The model describes how asymmetric growth — about 60% higher in the east than the west — can preferentially orient iron crystals along the rotation axis, with more alignment in the west than in the east, and explain the difference in seismic wave velocity across the inner core.
“What we’re proposing in this paper is a model of lopsided solid convection in the inner core that reconciles seismic observations and plausible geodynamic boundary conditions,” Romanowicz said.
Frost, Romanowicz and their colleagues will report their findings in this week’s issue of the journal Nature Geoscience.
Probing Earth’s interior with seismic waves
Earth’s interior is layered like an onion. The solid iron-nickel inner core — today 1,200 kilometers (745 miles) in radius, or about three-quarters the size of the moon — is surrounded by a fluid outer core of molten iron and nickel about 2,400 kilometers (1,500 miles) thick. The outer core is surrounded by a mantle of hot rock 2,900 kilometers (1,800 miles) thick and overlain by a thin, cool, rocky crust at the surface.
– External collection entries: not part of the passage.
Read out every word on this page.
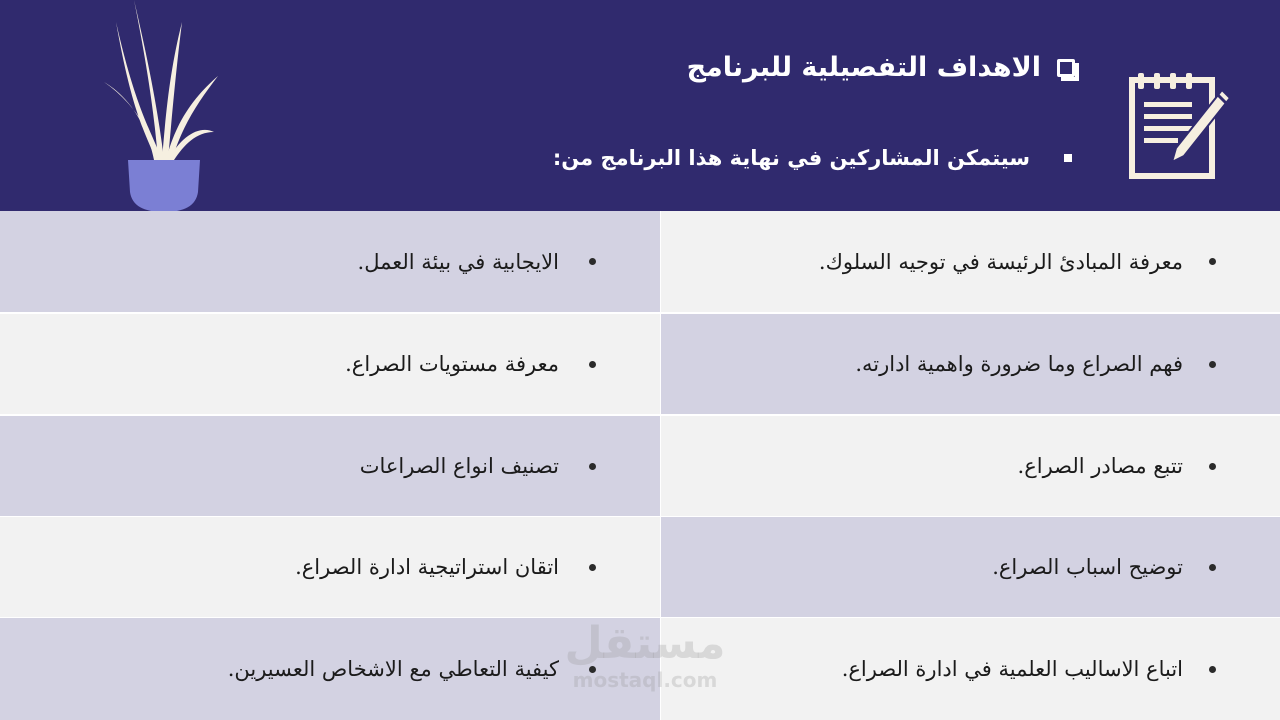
الاهداف التفصيلية للبرنامج
سيتمكن المشاركين في نهاية هذا البرنامج من:
معرفة المبادئ الرئيسة في توجيه السلوك.
فهم الصراع وما ضرورة واهمية ادارته.
تتبع مصادر الصراع.
توضيح اسباب الصراع.
اتباع الاساليب العلمية في ادارة الصراع.
الايجابية في بيئة العمل.
معرفة مستويات الصراع.
تصنيف انواع الصراعات
اتقان استراتيجية ادارة الصراع.
كيفية التعاطي مع الاشخاص العسيرين. مستقل
mostaql.com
Convection occurs both in the outer core, which slowly boils as heat from crystallizing iron comes out of the inner core, and in the mantle, as hotter rock moves upward to carry this heat from the center of the planet to the surface. The vigorous boiling motion in the liquid-iron outer core produces Earth’s magnetic field.
According to Frost’s computer model, which he created with the help of Lasbleis, as iron crystals grow, gravity redistributes the excess growth in the east toward the west within the inner core. That movement of crystals within the rather soft solid of the inner core — which is close to the melting point of iron at these high pressures — aligns the crystal lattice along the rotation axis of Earth to a greater degree in the west than in the east.
The model correctly predicts the researchers’ new observations about seismic wave travel times through the inner core: The anisotropy, or difference in travel times parallel and perpendicular to the rotation axis, increases with depth, and the strongest anisotropy is offset to the west from Earth’s rotation axis by about 400 kilometers (250 miles).
The model of inner core growth also provides limits on the proportion of nickel to iron in the center of the earth, Frost said. His model does not accurately reproduce seismic observations unless nickel makes up between 4% and 8% of the inner core — which is close to the proportion in metallic meteorites that once presumably were the cores of dwarf planets in our solar system. The model also tells geologists how viscous, or fluid, the inner core is.
“We suggest that the viscosity of the inner core is relatively large, an input parameter of importance to geodynamicists studying the dynamo processes in the outer core,” Romanowicz said.
Frost and Romanowicz were supported by grants from the National Science Foundation (EAR-1135452, EAR-1829283).